Lawrence Yun, the Chief Economist for the National Association of Realtors said that, “Contract signings are approaching pre-pandemic levels after the big surge due to the lack of sufficient supply of affordable homes.  The upper-end market is still moving sharply as inventory is more plentiful there.”  He added that  expects housing supply to improve as a whole as soon as autumn.
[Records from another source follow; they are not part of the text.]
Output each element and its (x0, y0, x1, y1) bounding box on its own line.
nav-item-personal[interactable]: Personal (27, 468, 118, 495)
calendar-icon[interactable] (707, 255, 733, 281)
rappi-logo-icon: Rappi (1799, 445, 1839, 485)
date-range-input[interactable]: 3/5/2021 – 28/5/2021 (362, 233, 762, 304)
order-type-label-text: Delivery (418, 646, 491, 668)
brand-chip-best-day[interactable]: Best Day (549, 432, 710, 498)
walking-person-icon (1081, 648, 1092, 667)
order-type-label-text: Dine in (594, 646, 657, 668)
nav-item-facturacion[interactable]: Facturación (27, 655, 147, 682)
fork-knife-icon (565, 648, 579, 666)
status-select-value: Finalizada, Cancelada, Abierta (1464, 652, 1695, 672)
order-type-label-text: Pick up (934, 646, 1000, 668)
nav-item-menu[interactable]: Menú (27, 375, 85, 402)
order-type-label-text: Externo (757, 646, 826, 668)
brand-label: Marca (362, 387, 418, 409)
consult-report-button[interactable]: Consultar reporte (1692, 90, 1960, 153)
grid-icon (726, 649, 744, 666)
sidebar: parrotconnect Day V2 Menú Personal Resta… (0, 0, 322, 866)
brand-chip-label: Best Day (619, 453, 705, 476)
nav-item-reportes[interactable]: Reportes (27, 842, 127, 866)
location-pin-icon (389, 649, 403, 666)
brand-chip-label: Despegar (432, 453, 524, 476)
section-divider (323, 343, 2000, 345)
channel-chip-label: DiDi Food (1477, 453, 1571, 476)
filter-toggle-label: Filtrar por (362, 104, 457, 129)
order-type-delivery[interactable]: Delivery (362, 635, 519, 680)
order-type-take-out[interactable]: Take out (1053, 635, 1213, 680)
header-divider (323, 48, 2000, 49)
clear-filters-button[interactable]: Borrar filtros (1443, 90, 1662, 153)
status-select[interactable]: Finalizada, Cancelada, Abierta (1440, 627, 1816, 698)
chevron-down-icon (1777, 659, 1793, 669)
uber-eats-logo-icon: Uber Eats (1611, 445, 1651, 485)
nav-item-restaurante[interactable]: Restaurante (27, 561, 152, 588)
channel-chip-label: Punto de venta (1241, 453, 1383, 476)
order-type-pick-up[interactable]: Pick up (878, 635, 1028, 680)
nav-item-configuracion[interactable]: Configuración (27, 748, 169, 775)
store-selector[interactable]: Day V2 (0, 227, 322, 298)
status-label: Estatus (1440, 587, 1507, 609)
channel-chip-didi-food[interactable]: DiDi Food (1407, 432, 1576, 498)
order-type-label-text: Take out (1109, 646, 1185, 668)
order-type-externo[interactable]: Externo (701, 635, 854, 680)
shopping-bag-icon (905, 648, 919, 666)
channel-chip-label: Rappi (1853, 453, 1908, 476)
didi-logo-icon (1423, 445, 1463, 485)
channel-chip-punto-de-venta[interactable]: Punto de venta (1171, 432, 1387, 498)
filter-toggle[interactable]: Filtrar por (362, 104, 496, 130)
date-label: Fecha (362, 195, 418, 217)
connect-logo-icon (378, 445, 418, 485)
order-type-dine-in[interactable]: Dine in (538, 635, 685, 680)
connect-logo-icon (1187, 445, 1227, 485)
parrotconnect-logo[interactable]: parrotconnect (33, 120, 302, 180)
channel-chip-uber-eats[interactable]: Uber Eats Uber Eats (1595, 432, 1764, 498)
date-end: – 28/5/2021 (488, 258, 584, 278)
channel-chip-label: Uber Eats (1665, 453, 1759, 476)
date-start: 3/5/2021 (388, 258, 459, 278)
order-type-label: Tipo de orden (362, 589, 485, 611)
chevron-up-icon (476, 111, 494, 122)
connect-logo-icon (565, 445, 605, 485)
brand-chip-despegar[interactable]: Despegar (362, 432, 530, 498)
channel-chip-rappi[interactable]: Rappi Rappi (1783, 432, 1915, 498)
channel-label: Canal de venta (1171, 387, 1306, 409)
He points to an increase in the comfortability of those listing, as well as a rise in sellers after the conclusion of the eviction moratorium or as they exit forbearance.

We follow this particular indicator because it is a fairly good barometer of the change in existing home sales in the following month.  Based on the decline in this series we look for another decline in existing home sales in May.

This  series on pending home sales is collected by the National Association of Realtors and represents contracts signed, but not yet closed, on existing home sales.  Thus, it is both a leading indicator of existing home sales and housing market activity in general.   Not all these contracts go to completion.  The buyer may not qualify for a mortgage, the house may not appraise at a sufficiently high value, or the house may fail the buyer’s inspection.  But the series is clearly indicative of changes in housing market activity.